UFMRG at IETF-124

Agenda

Note taker: Chris Inacio (thanks! np)

• Agenda Bash (chairs, 5)

• SEAT and proofs (Muhammad Usama Sardar, 25)
  https://datatracker.ietf.org/wg/seat/documents/

  • Looking for help and resolutions with Lowe's Hierarchy. Not sure
    they believe the "weak agreement" strength. Might be looking for
    compound authentication. More support on list or in SEAT WG.
  • The tooling to help visualize the proofs, and in particular the
    counter-examples, is done by hand currently. There isn't tooling
    to support this.

  Stephen: How did you make the visualization
  Muhammad: How I think about a participation and then showed single
  traces and said how do you interpret it. These visualizations are
  not exhaustive of the cases.
  Stephen: Any tooling to generate these?
  Muhammad: No, all hand drawn currently.

  Muhammad: Opinions on Lowe's Hierarchy
  Jonathan: It's a weirdness of the terminology. idc just means
  you're talking to the same client, not that you know who the
  client is. It doesn't present any identity information about the
  client other than they know some part of the secret for the
  communication channel
  Felix: Don't understand the question; there are 2 questions, but you
  say "week agreement" is wrong. That's a philosophical question - is
  that what you want to discuss? Maybe "weak agreement" is the wrong
  assertion/statement for your protocol.
  Muhammad: if you have 1-way vs. 2-way injective agreement
  something, details not captured
  Jonathan: I think want you're looking for, going toward of "compound
  authentication"
  [ed: taking this conversation to the list; appears that SEAT may be
  looking for a slightly different construction; would like help
  finding it.]

  Rowen S.: what were some of the changes you had to make with the
  protocol developers because of this analysis
  Mohammad: Being able to explain and visualize the proof for the
  engineers so that the protocol designers can understand and adjust
  to iterate better protocol design

• SecureDrop proofs (Felix Linker, Cory Francis Myers, 25)

  Muhammad: TLS already has computation & symbolic proofs; was your
  combination novel?
  Felix: No, its a good case study; we followed Cas's methods.
  Muhammad: What was FPF's background, did you know Tammarind?
  Cory: We are a SWEng team, we didn't have deep formal methods.
  Learned Tammarind at the Prague tutorial.

  Jacob: How big was your model in the end
  Felix: not sure, 300-500 lines of code in the end?
  Jacob: Have you considered doing the unobservational /
  undetectability in Tammarind?
  Felix: Have considered it, but thought the state would explode
  Jacob: Have you considered doing some of those models in ProVerif,
  had more success there.
  Felix: I beleive that's because ProVerif has a more nieve model of
  observability, so ProVerif is faster, but less accurate.
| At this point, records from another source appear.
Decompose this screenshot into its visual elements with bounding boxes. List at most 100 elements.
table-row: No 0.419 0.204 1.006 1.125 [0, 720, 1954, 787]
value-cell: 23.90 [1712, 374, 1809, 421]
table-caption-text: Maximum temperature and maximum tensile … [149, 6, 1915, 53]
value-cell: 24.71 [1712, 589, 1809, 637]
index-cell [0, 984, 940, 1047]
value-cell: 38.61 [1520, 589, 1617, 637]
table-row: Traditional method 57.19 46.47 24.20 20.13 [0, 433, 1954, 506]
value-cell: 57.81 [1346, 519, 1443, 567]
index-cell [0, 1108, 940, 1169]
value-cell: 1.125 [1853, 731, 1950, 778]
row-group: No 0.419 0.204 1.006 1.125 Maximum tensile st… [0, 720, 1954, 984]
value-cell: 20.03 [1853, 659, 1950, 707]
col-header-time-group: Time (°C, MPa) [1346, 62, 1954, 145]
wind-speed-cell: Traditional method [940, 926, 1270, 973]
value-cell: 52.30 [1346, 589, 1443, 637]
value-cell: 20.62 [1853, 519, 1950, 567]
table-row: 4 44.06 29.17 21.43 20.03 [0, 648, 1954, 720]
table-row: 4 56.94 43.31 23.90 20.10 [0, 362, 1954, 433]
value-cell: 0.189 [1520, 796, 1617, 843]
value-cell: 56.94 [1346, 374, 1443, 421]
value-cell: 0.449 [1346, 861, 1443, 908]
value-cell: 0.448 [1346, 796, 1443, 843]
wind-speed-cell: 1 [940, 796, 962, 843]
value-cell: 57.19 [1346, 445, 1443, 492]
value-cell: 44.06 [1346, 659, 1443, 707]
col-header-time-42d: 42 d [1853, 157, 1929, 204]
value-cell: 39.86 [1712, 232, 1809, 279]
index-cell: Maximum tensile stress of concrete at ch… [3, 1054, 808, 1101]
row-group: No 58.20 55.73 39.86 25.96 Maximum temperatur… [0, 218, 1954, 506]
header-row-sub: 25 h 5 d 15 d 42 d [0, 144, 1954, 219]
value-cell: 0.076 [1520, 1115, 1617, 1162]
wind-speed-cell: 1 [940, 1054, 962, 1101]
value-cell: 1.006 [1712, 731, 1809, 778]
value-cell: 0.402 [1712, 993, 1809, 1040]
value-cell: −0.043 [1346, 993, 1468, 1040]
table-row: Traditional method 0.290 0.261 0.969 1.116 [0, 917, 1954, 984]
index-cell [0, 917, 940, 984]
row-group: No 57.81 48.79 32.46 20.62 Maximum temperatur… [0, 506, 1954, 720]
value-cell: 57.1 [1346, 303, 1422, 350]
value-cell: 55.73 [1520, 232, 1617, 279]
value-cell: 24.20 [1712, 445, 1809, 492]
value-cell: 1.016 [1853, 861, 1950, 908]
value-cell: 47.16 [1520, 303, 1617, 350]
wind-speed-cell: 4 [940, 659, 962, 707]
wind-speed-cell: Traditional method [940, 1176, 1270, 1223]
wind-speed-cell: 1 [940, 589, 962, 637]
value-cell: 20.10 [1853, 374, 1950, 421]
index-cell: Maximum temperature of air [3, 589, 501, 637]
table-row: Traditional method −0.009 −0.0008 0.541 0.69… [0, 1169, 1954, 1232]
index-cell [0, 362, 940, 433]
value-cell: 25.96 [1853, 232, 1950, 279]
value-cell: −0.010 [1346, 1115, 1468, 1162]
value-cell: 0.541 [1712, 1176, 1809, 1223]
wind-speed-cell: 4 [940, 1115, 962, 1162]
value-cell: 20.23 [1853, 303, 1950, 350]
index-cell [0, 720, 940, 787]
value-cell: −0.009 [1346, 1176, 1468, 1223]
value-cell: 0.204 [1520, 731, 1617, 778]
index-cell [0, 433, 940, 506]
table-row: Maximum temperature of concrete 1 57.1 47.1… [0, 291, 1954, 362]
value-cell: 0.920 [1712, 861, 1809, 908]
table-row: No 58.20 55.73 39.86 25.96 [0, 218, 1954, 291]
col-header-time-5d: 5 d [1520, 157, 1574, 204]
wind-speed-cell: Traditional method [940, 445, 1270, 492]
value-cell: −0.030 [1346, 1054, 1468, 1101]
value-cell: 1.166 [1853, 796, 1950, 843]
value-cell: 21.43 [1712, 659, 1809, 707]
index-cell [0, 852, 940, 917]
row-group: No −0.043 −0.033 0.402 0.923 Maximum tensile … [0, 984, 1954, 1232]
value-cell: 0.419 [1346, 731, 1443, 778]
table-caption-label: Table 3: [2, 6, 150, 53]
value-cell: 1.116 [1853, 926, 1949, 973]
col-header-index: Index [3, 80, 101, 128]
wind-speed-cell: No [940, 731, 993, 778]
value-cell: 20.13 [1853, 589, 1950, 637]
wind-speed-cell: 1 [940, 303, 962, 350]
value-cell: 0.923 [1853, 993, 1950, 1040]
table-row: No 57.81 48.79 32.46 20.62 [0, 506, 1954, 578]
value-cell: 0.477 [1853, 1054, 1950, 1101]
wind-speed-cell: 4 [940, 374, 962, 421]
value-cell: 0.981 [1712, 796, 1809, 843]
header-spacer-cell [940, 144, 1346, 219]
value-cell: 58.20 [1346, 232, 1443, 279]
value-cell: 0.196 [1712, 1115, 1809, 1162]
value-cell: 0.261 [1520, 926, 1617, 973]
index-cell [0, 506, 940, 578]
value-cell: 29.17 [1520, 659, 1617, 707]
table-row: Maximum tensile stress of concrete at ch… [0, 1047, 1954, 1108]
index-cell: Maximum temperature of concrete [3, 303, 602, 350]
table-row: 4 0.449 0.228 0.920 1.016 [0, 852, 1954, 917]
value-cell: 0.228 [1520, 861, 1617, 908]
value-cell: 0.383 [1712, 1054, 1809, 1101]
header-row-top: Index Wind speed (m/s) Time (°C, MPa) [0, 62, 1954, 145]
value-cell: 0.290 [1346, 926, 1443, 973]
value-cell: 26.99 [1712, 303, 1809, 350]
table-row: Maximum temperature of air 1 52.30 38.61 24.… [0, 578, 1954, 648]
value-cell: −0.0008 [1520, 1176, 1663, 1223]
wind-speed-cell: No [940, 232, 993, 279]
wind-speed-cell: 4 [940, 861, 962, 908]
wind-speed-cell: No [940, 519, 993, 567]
  Antonio: Something about generating more noise in the messaging?
  Cory: We're aware of that gap, and we're interested in exploring
  that more in the future

• Proof Ladders (Deirdre Connolly, 25)
  https://proof-ladders.github.io/

  Muhammad: Main focus is cryptographers, how far is it from engineers
  usability? In scope / out of scope?
  Dierdre: Not necessarily out of scope, but we want to give
  cryptographers who write proofs, usually by hand, that you can do
  those with computers. Want to show those cryptographers, that
  focusing on only the lowest level set of building blocks isn't
  enough for folks to build usable systems, that you have to build all
  the layers. So, engineers are not out of scope, but need to build
  up; but not the current target. It's about learning how to write
  proofs with these tools.
  Muhammad: For someone like me, who does some work with ProVerif, and
  some symbolic proofs, would this be for me?
  Dierdre: Maybe, it can be. But the focus is on building up those
  proofs and skills.

• AOB (what's left or 10)

  Muhammad: Trying to start a RG on confidential computing and would
  like to get contributions from the formal methods
  chair: send a link to the side meeting to the list.

  Stuart: Trusted computing center of excellence: trying to push
  formal methods out there to critical infrastructure and we need
  help. We're still out there.
  chair: submit a pointer to the list.